Why is this important: More than 300 companies have announced they are quitting or suspending operations in Russia, according to a list compiled by Yale professor Jeffrey Sonnenfeld and the Yale Chief Executive Leadership Institute.
- Companies that have pulled out or suspended operations there include some of America’s most iconic brands, such as McDonald’s, Apple and Nike.
- If their assets are seized, it would be nearly impossible for them to return to the country if and when the geopolitical crisis subsides, likely forcing them to take losses if they haven’t already.
What they say : Russia “will expropriate foreign companies in a relatively short period of time,” William Browder, CEO of Hermitage Capital Management, told Axios.
- “It would be inconceivable to me – if Putin is willing to tear up the rules when it comes to border countries and surveillance – that he would abide by the rules when it comes to corporate governance.”
Details: Russia’s Economic Development Ministry has drafted legislation “potentially laying the groundwork for the nationalization” of international companies leaving the country, RadioFree Europe reported.

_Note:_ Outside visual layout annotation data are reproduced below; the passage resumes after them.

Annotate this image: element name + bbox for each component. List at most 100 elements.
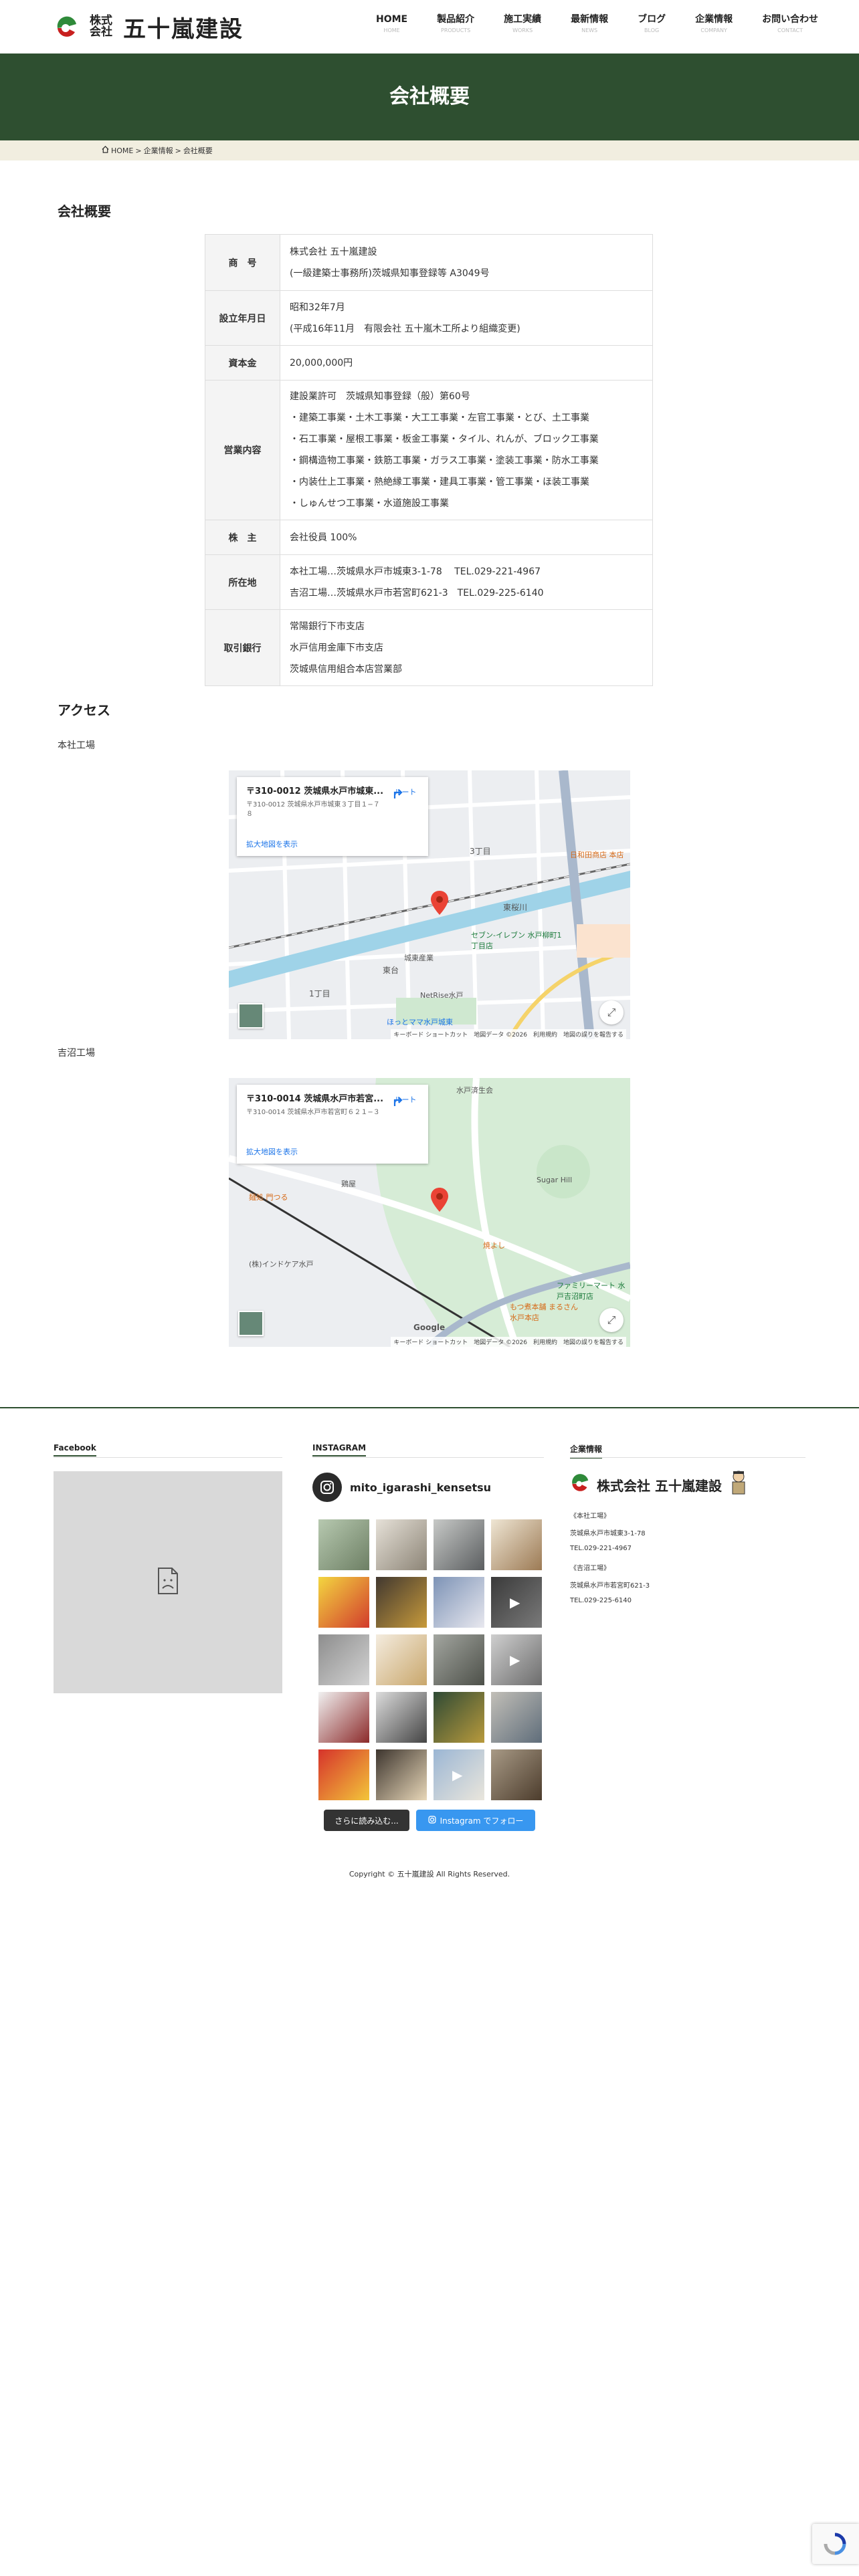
- row-line: 本社工場…茨城県水戸市城東3-1-78 TEL.029-221-4967: [290, 566, 541, 577]
- play-icon: ▶: [510, 1594, 520, 1610]
- logo-company-name: 五十嵐建設: [123, 15, 244, 43]
- fullscreen-icon[interactable]: ⤢: [599, 1000, 624, 1025]
- footer-honsha-tel[interactable]: TEL.029-221-4967: [570, 1545, 632, 1552]
- instagram-icon: [427, 1815, 436, 1826]
- map-label: 日和田商店 本店: [570, 851, 624, 859]
- fullscreen-icon[interactable]: ⤢: [599, 1308, 624, 1332]
- recaptcha-icon: [823, 2532, 847, 2559]
- map-label: Google: [413, 1323, 446, 1332]
- nav-label: 企業情報: [695, 14, 733, 25]
- row-label: 取引銀行: [205, 609, 280, 686]
- map-yoshinuma[interactable]: 水戸済生会 Sugar Hill 鶏屋 麺処 門つる 焼よし ファミリーマート …: [229, 1078, 630, 1347]
- footer-rule: [54, 1457, 282, 1458]
- map-satellite-toggle[interactable]: [238, 1003, 264, 1029]
- nav-sublabel: NEWS: [581, 27, 598, 33]
- recaptcha-badge[interactable]: [812, 2524, 859, 2564]
- instagram-post[interactable]: [434, 1634, 484, 1685]
- nav-item-products[interactable]: 製品紹介 PRODUCTS: [422, 12, 489, 41]
- instagram-post[interactable]: [434, 1577, 484, 1628]
- instagram-post[interactable]: [318, 1692, 369, 1743]
- map-info-card: 〒310-0012 茨城県水戸市城東... 〒310-0012 茨城県水戸市城東…: [237, 777, 428, 856]
- instagram-post[interactable]: [376, 1519, 427, 1570]
- instagram-post[interactable]: [491, 1692, 542, 1743]
- nav-sublabel: PRODUCTS: [441, 27, 471, 33]
- instagram-post[interactable]: [318, 1634, 369, 1685]
- footer-logo[interactable]: 株式会社 五十嵐建設: [570, 1471, 804, 1498]
- row-value: 株式会社 五十嵐建設 (一級建築士事務所)茨城県知事登録等 A3049号: [280, 234, 653, 291]
- table-row: 所在地 本社工場…茨城県水戸市城東3-1-78 TEL.029-221-4967…: [205, 554, 653, 610]
- map-satellite-toggle[interactable]: [238, 1311, 264, 1336]
- breadcrumb-company[interactable]: 企業情報: [144, 145, 173, 156]
- row-label: 資本金: [205, 345, 280, 381]
- breadcrumb-home[interactable]: HOME: [111, 146, 133, 155]
- map-label: セブン-イレブン 水戸柳町1丁目店: [471, 931, 562, 950]
- instagram-post[interactable]: [491, 1749, 542, 1800]
- site-header: 株式 会社 五十嵐建設 HOME HOME 製品紹介 PRODUCTS 施工実績 WO…: [0, 0, 859, 53]
- instagram-follow-button[interactable]: Instagram でフォロー: [416, 1810, 535, 1831]
- broken-image-icon: [156, 1567, 180, 1598]
- instagram-post[interactable]: [376, 1692, 427, 1743]
- nav-item-blog[interactable]: ブログ BLOG: [623, 12, 680, 41]
- instagram-post[interactable]: [376, 1634, 427, 1685]
- facebook-heading: Facebook: [54, 1443, 96, 1457]
- map-card-address: 〒310-0012 茨城県水戸市城東...: [246, 786, 384, 796]
- company-section-title: 会社概要: [58, 203, 111, 219]
- map-label: 東台: [383, 966, 399, 975]
- map-label: もつ煮本舗 まるさん 水戸本店: [510, 1303, 579, 1322]
- directions-button[interactable]: ルート: [392, 786, 419, 798]
- instagram-post[interactable]: [376, 1577, 427, 1628]
- row-line: 茨城県信用組合本店営業部: [290, 663, 402, 675]
- row-label: 商 号: [205, 234, 280, 291]
- nav-item-home[interactable]: HOME HOME: [361, 12, 422, 41]
- table-row: 株 主 会社役員 100%: [205, 520, 653, 555]
- instagram-feed-grid: ▶ ▶ ▶: [318, 1519, 542, 1800]
- row-label: 所在地: [205, 554, 280, 610]
- nav-sublabel: COMPANY: [700, 27, 727, 33]
- map-card-subaddress: 〒310-0014 茨城県水戸市若宮町６２１−３: [246, 1109, 380, 1116]
- instagram-post[interactable]: [376, 1749, 427, 1800]
- facebook-embed[interactable]: [54, 1471, 282, 1693]
- footer-honsha-title: 《本社工場》: [570, 1513, 610, 1520]
- footer-yoshinuma-tel[interactable]: TEL.029-225-6140: [570, 1597, 632, 1604]
- nav-item-contact[interactable]: お問い合わせ CONTACT: [747, 12, 833, 41]
- view-larger-map-link[interactable]: 拡大地図を表示: [246, 1146, 298, 1157]
- map-title-yoshinuma: 吉沼工場: [58, 1048, 95, 1059]
- instagram-post[interactable]: [318, 1519, 369, 1570]
- map-honsha[interactable]: 3丁目 1丁目 東台 セブン-イレブン 水戸柳町1丁目店 城東産業 東桜川 ほっ…: [229, 770, 630, 1039]
- load-more-button[interactable]: さらに読み込む...: [324, 1810, 409, 1831]
- instagram-post-video[interactable]: ▶: [491, 1577, 542, 1628]
- instagram-post[interactable]: [434, 1692, 484, 1743]
- row-value: 20,000,000円: [280, 345, 653, 381]
- instagram-post[interactable]: [318, 1749, 369, 1800]
- site-logo[interactable]: 株式 会社 五十嵐建設: [54, 12, 268, 43]
- instagram-post-video[interactable]: ▶: [491, 1634, 542, 1685]
- footer-rule: [312, 1457, 544, 1458]
- row-line: 昭和32年7月: [290, 302, 345, 313]
- logo-kabu-bottom: 会社: [90, 25, 112, 39]
- view-larger-map-link[interactable]: 拡大地図を表示: [246, 839, 298, 849]
- nav-item-company[interactable]: 企業情報 COMPANY: [680, 12, 747, 41]
- directions-button[interactable]: ルート: [392, 1094, 419, 1106]
- row-line: ・内装仕上工事業・熱絶縁工事業・建具工事業・管工事業・ほ装工事業: [290, 477, 589, 488]
- instagram-post[interactable]: [434, 1519, 484, 1570]
- instagram-profile[interactable]: mito_igarashi_kensetsu: [312, 1473, 491, 1502]
- row-line: ・しゅんせつ工事業・水道施設工事業: [290, 498, 449, 509]
- instagram-username: mito_igarashi_kensetsu: [350, 1481, 492, 1494]
- follow-label: Instagram でフォロー: [440, 1816, 524, 1826]
- logo-mark-icon: [570, 1473, 593, 1496]
- map-card-address: 〒310-0014 茨城県水戸市若宮...: [246, 1094, 384, 1104]
- page-title: 会社概要: [389, 85, 470, 108]
- row-label: 株 主: [205, 520, 280, 555]
- instagram-post-video[interactable]: ▶: [434, 1749, 484, 1800]
- row-line: 20,000,000円: [290, 357, 353, 368]
- nav-item-works[interactable]: 施工実績 WORKS: [489, 12, 556, 41]
- main-nav: HOME HOME 製品紹介 PRODUCTS 施工実績 WORKS 最新情報 NEWS…: [361, 12, 833, 41]
- instagram-post[interactable]: [318, 1577, 369, 1628]
- instagram-post[interactable]: [491, 1519, 542, 1570]
- nav-item-news[interactable]: 最新情報 NEWS: [556, 12, 623, 41]
- row-value: 会社役員 100%: [280, 520, 653, 555]
- map-label: 鶏屋: [341, 1180, 356, 1188]
- nav-label: HOME: [376, 14, 408, 25]
- row-value: 常陽銀行下市支店 水戸信用金庫下市支店 茨城県信用組合本店営業部: [280, 609, 653, 686]
- footer-rule: [570, 1457, 805, 1458]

- “The draft law provides that the state-owned Vnesheconombank and the state export guarantee agency would have the right to seize the assets of foreign companies that left Russian markets on their own initiative,” according to the report.
Be smart: Nationalization efforts are typically driven by economic concerns, according to a 2020 report by Baker McKenzie.

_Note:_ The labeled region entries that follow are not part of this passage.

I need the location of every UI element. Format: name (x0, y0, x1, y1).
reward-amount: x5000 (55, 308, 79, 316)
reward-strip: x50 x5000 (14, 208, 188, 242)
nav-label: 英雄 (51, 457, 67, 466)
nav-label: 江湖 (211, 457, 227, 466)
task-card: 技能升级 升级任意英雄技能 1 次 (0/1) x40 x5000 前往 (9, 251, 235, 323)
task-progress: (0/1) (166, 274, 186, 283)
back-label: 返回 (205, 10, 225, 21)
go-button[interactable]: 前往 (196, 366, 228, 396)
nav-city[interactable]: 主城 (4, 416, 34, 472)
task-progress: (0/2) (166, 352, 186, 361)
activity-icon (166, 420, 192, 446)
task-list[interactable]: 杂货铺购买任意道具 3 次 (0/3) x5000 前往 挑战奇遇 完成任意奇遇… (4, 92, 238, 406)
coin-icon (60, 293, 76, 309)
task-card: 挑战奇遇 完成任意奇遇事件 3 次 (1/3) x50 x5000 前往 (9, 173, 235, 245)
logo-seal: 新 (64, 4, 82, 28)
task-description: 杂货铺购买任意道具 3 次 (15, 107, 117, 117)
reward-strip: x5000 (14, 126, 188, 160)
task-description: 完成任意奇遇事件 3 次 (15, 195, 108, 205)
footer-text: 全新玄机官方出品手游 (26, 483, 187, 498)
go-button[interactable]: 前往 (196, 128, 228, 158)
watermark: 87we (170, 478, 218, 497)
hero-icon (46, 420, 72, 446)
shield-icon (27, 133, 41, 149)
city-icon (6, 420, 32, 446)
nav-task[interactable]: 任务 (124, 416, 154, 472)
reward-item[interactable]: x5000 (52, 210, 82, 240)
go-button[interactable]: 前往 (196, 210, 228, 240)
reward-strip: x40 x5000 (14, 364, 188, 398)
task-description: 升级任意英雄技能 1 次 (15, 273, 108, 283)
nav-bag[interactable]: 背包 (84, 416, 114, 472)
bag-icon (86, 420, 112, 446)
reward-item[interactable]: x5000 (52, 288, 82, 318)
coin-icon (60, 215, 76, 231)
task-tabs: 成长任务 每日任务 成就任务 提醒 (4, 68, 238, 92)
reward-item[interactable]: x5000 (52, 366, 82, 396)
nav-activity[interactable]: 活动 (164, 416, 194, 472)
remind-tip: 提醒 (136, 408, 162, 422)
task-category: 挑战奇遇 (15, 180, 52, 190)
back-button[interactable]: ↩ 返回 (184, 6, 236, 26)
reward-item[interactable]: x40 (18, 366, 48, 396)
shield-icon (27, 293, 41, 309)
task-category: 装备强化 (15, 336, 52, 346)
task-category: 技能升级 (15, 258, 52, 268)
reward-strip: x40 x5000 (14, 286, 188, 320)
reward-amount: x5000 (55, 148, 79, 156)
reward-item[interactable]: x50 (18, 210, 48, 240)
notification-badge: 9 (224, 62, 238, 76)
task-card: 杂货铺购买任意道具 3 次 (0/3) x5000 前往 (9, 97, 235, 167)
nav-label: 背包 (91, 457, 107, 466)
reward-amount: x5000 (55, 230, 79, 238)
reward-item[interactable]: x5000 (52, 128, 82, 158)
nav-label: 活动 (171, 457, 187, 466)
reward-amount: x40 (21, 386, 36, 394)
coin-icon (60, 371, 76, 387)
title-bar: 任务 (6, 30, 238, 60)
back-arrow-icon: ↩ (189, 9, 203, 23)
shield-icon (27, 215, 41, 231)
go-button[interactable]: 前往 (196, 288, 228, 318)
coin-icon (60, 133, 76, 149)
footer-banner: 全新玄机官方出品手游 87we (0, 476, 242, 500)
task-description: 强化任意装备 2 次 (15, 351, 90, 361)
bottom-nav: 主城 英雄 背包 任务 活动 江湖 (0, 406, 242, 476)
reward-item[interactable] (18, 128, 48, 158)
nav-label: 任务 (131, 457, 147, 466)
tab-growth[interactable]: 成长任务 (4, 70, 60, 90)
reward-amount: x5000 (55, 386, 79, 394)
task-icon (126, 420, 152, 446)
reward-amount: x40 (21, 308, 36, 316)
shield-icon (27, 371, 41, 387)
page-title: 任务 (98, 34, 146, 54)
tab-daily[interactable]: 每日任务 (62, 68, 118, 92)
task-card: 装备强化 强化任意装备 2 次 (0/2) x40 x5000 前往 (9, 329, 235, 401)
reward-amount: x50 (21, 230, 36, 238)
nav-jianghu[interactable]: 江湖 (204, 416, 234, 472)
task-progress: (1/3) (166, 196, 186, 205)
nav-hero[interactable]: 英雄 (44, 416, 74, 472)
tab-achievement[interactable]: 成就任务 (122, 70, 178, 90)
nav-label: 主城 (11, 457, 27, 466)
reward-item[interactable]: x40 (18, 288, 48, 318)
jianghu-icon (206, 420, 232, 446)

- With Russia awash in sanctions and facing a sudden domestic economic crisis, it may see little consequence in embracing nationalization.
Rollback: Browder, a longtime critic of Russia, warned in 2015 that Putin was on the path to nationalizing private businesses.
And after: Browder urged US companies to act to prevent their Russian employees from becoming “hostages” to Putin.
- “I think at this point they should just evacuate their staff as quickly as possible,” he says.
The other side: Jen Psaki, White House Press Secretary responded to Russian statementswarning that he would suffer long-term reputational damage from the business community and could also attract legal action from companies whose assets are seized.
- “Any lawless move by Russia to seize the assets of these companies will ultimately cause even more economic suffering for Russia,” Psaki said. “This will reinforce the clear message to the global business community that Russia is not a safe place to invest and do business.”
- “We support American companies making tough decisions about the future of their Russian operations.”